Friday, June 27, 2008

Digging a deeper hole

National responds to John Key's appalling ignorance of New Zealand history by claiming that he has been quoted out of context and releasing his full statement:

We may be many voices but ultimately we are one people. One of the unique things about New Zealand is that we are not a country that's come about through civil war or a lot of fighting internally. We're a country that peacefully came together - Maori and the Crown decided from both partners' side that it was in their interests to have a peaceful negotiation. That's what the Treaty was, a founding document - a development document - for New Zealand, and I think that we could work things out in a peaceful, sensible and mature way has actually been a defining part of New Zealand's history. It's very important, and it's important we honour that now.
(Emphasis added) Maybe Key should try telling that to the people the settler government murdered at Parihaka, or to those whose land was stolen at gunpoint in the Waikato and Taranaki, or to those clubbed by Massey's Cossacks for standing up for their right to earn a decent wage. Rather than demonstrating his understanding of our history, Key is simply digging himself a deeper hole.

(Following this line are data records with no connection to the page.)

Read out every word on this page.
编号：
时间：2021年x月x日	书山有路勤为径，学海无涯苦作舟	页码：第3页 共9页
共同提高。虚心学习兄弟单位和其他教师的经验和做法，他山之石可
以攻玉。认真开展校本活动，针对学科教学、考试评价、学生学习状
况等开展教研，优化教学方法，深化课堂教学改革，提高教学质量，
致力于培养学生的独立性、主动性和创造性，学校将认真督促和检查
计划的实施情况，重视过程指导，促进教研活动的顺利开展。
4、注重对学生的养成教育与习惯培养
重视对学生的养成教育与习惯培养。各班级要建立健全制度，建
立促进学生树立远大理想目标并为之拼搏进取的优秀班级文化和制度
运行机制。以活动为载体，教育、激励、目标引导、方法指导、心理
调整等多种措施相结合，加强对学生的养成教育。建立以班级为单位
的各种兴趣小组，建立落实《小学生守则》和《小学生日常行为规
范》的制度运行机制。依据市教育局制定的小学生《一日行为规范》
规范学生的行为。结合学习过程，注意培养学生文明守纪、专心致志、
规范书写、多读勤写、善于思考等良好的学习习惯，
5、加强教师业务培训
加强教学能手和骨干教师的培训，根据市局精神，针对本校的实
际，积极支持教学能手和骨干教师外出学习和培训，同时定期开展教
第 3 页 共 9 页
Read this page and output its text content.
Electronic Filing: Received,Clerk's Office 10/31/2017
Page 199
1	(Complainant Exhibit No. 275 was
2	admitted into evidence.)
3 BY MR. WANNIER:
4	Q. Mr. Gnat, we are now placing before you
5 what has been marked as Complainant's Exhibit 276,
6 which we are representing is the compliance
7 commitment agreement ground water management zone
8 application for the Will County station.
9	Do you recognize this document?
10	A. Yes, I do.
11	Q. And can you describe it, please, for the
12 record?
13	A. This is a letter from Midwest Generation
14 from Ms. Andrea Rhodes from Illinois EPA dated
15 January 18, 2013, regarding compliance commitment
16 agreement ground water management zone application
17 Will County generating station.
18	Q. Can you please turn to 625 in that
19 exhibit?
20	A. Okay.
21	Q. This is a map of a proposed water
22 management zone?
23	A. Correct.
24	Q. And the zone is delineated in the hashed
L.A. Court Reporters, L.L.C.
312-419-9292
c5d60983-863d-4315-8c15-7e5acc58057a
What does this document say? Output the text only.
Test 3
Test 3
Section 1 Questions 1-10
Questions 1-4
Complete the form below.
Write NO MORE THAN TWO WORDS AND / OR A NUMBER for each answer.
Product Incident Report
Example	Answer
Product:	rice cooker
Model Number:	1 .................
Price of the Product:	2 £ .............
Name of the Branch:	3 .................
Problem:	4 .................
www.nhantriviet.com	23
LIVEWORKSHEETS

But then, can we really blame him? He's simply repeating the myths he was told at school back in the 60's and 70's, an era when our education system wasn't exactly known for its accurate portrayal of New Zealand history. And OTOH, this is a man who wants to be Prime Minister, who will have to negotiate with those who suffered those terrible injustices if he is to advance his ambitious Treaty settlement programme. And he can't possibly do that in good faith while pretending for his almost exclusively Pakeha supporters that those injustices never really happened.